- Author: Meir HaKohen
- Original title: הגהות מיימוניות
- Language: Hebrew
- Publication date: ca. 1509

= Haggahot Maimuniyyot =

13th century Jewish religious text

Haggahot Maimuniyyot (הגהות מיימוניות) is a 13th-century halakhic work authored by Meir HaKohen. It is one of the most important sources for the halakhic rulings of the scholars of Germany and France, and it is one of the defining halakhic works of the Ashkenazi tosafists. The work consists of supplemental notes (haggahot) to the Mishneh Torah of Maimonides, with the objective of imparting contemporary Sephardic thought to Jews in Germany and France, while juxtaposing it to contemporary Ashkenazi halakhic customs.

== Publication ==
The work may originally have been written on the margins of the Mishneh Torah, as it appears in early manuscripts. The first publication was in the 1509 Constantinople edition of the Mishneh Torah. The work was later published again in 1524 in Venice. There are differences between the editions of 1509 and 1524, some of which are material. The wording of the glosses in the Venice edition (from which the later editions were printed) is more original and the author generally speaks in the first person, while the wording of the 1509 edition shows signs of being a later version. Additionally certain passages appear in the Constantinople version which are absent from the Venice version, and vice versa.
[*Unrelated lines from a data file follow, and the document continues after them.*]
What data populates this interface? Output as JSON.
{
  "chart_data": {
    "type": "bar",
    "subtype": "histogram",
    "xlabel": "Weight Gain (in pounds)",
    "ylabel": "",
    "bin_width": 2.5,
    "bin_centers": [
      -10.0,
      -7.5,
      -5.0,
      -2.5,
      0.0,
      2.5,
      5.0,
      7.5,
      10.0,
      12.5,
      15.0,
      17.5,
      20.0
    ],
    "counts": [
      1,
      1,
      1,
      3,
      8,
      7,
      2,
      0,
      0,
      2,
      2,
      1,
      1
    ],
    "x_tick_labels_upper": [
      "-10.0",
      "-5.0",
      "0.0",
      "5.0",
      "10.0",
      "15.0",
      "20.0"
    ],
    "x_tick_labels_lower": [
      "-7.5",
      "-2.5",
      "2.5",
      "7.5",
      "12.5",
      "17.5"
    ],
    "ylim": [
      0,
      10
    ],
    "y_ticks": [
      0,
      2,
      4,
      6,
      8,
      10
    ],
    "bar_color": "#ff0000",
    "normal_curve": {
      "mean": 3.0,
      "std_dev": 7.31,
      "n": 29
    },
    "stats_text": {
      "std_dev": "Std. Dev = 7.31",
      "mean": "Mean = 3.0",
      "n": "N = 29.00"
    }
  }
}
The Constantinople edition contains additions that may have been added by the editor.

== Contents ==
The work is divided into two sections, the first consisting of notes attached to the Mishneh Torah itself. The second, called "Teshovot Maimuniyyot", is appended at the end of each book and contains responsa by German and French scholars relevant to the topics in the body of the work. Eight out of the fourteen books of the Mishneh Torah contain supplemental notes. The books which are not included in the work are: "Hafla'ah", "Zemanim", "Avodah", "Korbanot", and "Taharah". The work as a whole constitutes an important source for Medieval Ashkenazi rabbinic literature, containing a number of attributed formulations that appear nowhere else.